Por eso ahora ya no lo niego, no corro de lo que tengo aquí, no corro de lo que siento porque no puedo escapar, porque es así "llega un momento en que sólo puedes rendirte, no puedes elegir, cuando te preguntas qué te está pasando, ya estás dentro" y muchos dicen que no puedes detener algo que ya está contigo. Y odio esa sensación de decir, joder que duro es ver que todo lo que quieres se te escapa entre las manos. Entender que tú ya no ... y que yo sí. Y he decidido que a partir de ahora no quiero a nadie, no quiero a nadie aquí a mi lado; que podre admitir lo que siento que ya no podre correr de lo que tengo dentro, y que sé que aun no estoy cansada, que puedo seguir luchando pero es así, he decidido que no quiero a nadie, a nadie aquí a mi lado, de momento, no.
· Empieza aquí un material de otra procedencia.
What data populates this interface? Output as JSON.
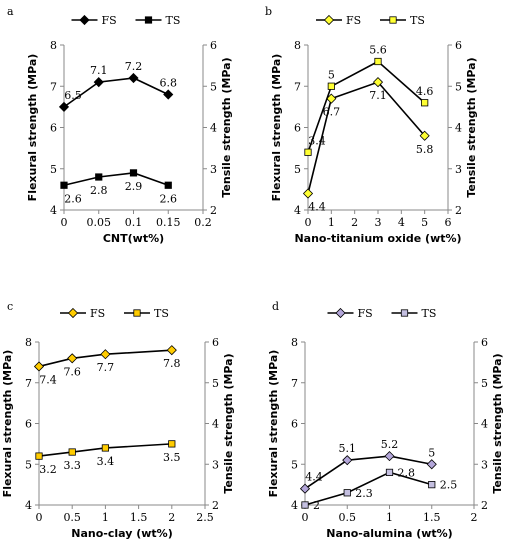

Y que seguiré contigo o sin ti. Y es que es todo como un huracán dentro de mi. Y también sé que tengo que dejarte ir, no puedo obligar a nadie a que esté o permanezca junto a mí, así que no te pondré objeciones cuando quieras hacerlo, a cambio de que tú tampoco me las pongas cuando yo quizás me quiera marchar, o que me dejes marchar.
Por otro lado, lo que antes comentaba, tenemos una clara diferencia y es que pienso que aún no tienes despertados tus sentimientos, aún sigues bajo el agua, impidiendo ver lo que hay a tu alrededor, negando quizás muchas cosas y quizás huyendo de mí. Corriendo, estás corriendo y corriendo y nunca puedo alcanzarte. Sólo te pido un favor: no reduzcas y conviertas nuestros recuerdos en polvo, por favor no los entierres, no nos entierres.
Y es que tú estas corriendo y yo ya no estoy corriendo, simplemente me cansé de hacerlo, y estoy dispuesta a perder y a perderme, y si pierdo, lo pierdo todo pero estoy dispuesta a ello, he superado el temor, he superado mis miedos, aún sigo de pie. Y tú no.
Y es que estamos tan cerca pero a la vez tan lejos, te siento tan cerca pero a la vez tan lejos de mí, que estamos casi tocándonos pero sin llegar a hacerlo.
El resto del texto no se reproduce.